Take a Hike

By workharder

This afternoon, after classes, my friend Blake and I headed out for a short hike in the Vermont foothills, where we live.  Blake got some bad news last night, and needed to take his mind off it.  I’d spent a boring two hours on the trainer (why does ESPN2 carry tractor pulls in the middle of the day on Saturday?) and wanted to reaffirm my existence as a person.  Riding the trainer, since it is simply a way to stay on top of one’s fitness, is empty of any of the pleasures of exercise: the world going by at a more pedestrian pace, the winter’s first snows, a tree of orange leaves.  The pool presents the same problem, really, the sense of one as doomed mouse, slaved to desire and ambition.

It was a short hike, about an hour out and forty minutes back, and our only view came at the turnaround, where we looked out onto a grey and white valley silenced by snow (even this only lasted minutes, as the eerie rumble of a plow rose from somewhere far below us).  We only talked a little, and that was the nervous chatter of two good but not great friends, and it was spiked with poses and irony.  But although each other’s company gave the reason for the hike, we were both out there for ourselves.  As we walked, I found myself falling into that contempletive, dreamy state that long effort brings.  Another friend of mine, named Ben, is a schemer. He likes to dream.  I didn’t realize this until I’d known him for years, and I would respond pragmatically to his grandiose plans.  He’d talk about buying land and real estate and profiting hugely on it, or about opening the first Krazy Kreme franchise in New England.  I used to think that either he was serious or joking, the only two options I could see.  It wasn’t until he answered my pragmatism with “I just like to scheme. I’m not serious. But I’m not joking, either,” that I realized the significance that dreaming held for him.

And then I recognized that I did it too, but I would be disappointed, later, when I realized I hadn’t acted to bring those dreams to fruition.  I had fallen into the results oriented world in which so many of us exist, a world that thinks dreams are foolish, if not acted upon.

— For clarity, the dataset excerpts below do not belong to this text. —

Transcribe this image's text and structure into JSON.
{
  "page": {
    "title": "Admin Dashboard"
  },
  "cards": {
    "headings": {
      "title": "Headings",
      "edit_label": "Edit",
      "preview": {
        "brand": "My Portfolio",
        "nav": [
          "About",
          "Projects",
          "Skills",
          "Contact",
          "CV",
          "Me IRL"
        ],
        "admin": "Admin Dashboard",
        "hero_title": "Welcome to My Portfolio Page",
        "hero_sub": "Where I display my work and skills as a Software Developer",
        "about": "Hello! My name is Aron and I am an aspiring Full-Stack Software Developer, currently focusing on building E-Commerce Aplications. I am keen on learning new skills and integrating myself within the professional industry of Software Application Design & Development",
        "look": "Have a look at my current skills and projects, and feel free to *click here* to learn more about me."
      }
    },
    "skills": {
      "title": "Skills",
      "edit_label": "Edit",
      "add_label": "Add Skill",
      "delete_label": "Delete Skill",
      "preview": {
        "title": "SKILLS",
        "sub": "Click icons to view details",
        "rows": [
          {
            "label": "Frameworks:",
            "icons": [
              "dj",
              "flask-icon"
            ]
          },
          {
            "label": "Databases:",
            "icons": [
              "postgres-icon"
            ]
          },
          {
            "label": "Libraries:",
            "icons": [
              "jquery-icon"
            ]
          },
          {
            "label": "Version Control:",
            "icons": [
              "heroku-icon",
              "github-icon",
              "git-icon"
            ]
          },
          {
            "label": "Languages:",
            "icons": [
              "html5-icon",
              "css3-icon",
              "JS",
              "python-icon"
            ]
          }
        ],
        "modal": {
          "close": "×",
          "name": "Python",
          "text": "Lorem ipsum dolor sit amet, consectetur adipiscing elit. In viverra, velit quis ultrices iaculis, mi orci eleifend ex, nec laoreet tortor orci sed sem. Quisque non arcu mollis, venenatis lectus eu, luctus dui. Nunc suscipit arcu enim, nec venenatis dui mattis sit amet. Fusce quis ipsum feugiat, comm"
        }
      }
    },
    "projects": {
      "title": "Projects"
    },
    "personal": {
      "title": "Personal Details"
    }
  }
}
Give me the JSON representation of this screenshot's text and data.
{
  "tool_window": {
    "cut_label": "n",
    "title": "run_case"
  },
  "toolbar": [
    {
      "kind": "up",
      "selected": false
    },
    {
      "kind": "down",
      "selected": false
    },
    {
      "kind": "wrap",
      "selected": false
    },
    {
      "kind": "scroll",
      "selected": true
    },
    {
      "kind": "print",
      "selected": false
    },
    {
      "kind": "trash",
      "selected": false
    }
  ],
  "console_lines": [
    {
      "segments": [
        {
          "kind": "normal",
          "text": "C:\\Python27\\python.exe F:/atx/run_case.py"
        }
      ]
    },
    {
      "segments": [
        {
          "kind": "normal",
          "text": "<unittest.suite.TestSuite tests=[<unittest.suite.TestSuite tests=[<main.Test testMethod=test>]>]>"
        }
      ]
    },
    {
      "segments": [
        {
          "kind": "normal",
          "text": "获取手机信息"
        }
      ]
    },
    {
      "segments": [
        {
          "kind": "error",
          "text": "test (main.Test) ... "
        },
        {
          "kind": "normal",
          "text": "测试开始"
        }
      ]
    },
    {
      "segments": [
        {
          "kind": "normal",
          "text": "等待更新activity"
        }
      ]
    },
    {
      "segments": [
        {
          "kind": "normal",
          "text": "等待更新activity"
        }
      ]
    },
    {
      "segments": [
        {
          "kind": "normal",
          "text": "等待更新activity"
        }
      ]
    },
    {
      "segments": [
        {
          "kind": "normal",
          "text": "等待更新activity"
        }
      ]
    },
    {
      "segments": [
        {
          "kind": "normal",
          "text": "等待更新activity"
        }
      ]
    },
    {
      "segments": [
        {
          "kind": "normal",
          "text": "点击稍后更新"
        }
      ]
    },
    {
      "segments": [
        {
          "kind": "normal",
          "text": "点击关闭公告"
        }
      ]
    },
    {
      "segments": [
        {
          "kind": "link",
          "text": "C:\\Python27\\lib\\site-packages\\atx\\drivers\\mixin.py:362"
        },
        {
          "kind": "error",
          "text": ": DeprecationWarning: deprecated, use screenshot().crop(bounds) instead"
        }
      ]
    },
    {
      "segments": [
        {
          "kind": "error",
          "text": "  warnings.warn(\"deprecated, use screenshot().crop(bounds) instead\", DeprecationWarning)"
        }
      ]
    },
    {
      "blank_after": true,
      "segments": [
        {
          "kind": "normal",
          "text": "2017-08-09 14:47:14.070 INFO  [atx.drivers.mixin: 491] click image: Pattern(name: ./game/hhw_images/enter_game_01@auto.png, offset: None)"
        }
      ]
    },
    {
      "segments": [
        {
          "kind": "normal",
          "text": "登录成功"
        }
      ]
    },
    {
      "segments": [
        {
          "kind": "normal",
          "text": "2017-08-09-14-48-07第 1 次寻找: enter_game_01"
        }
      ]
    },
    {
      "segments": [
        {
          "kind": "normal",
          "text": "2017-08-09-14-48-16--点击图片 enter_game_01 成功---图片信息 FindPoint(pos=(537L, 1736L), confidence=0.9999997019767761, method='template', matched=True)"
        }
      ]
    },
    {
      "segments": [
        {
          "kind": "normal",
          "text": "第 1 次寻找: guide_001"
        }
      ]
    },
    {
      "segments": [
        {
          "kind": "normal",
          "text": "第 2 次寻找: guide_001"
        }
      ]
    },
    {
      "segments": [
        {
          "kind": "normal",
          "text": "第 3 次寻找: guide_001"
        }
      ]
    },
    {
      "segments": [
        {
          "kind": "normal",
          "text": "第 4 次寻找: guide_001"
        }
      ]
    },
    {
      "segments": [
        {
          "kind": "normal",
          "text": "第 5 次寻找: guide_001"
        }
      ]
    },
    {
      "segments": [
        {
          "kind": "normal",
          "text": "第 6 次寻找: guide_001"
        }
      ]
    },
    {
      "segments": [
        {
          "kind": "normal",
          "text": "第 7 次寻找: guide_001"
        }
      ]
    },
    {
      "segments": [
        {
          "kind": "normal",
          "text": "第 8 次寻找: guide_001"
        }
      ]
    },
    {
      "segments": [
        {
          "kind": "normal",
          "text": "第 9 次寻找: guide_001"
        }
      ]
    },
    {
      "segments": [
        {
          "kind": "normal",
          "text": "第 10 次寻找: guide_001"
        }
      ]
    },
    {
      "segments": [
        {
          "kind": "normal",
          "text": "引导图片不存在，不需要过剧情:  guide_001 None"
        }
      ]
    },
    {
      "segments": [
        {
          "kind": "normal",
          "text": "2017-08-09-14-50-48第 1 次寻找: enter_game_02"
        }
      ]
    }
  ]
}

As Blake and I walked through the snowy, grand, quiet woods, we each sunk deeper into our thoughts.  I dreamed about the articles I was writing in my mind, about a wild canoe race in Quebec and an access issue here in Windham county.  Blake was, I’m sure, erecting a positive end to his current troubles.  The possibilities seemed so simple, there, walking easily through the snow; all you’d have to do, upon returning home, would be to take the steps one at a time: call the subject, then the magazine, schedule the interviews, write, re-write, discuss, publish, bask.  It was lovely.

This is one of the gifts of training. The body moves repetitively, sometimes for hours, and the brain slowly becomes disinterested in the bland physical.  The world lines up in simple terms, understandable and uncomplicated.  This is all illusion, but don’t be disappointed at the illusion’s dissapation upon your return home.  We only get to live a few of those dreams our active bodies shake free from the darkened corners of our brains.  Enjoy the schemes.

One Response to “Take a Hike”

  1. Dondo Says:

    I think Doomed Mouse would be a good name for a band. I also think today’s endurance training is like teaching to the test. When I was the young Turk, nobody talked about “garbage miles.” They were just miles, and we rode them. But, then again, I also raced up to six days a week. On the seventh day (Monday, usually) I just sat in a corner and drooled. We had a road race on Tuesdays, points race Wednesdays, nuther road race Thursdays, prologue (4 mile) TT on Friday, then sanctioned stuff on Saturday and Sunday. We rode to and from the weekly club races for a total of 300-350 miles a week. We also ate iron girders and peed nails. Arrrrgghh!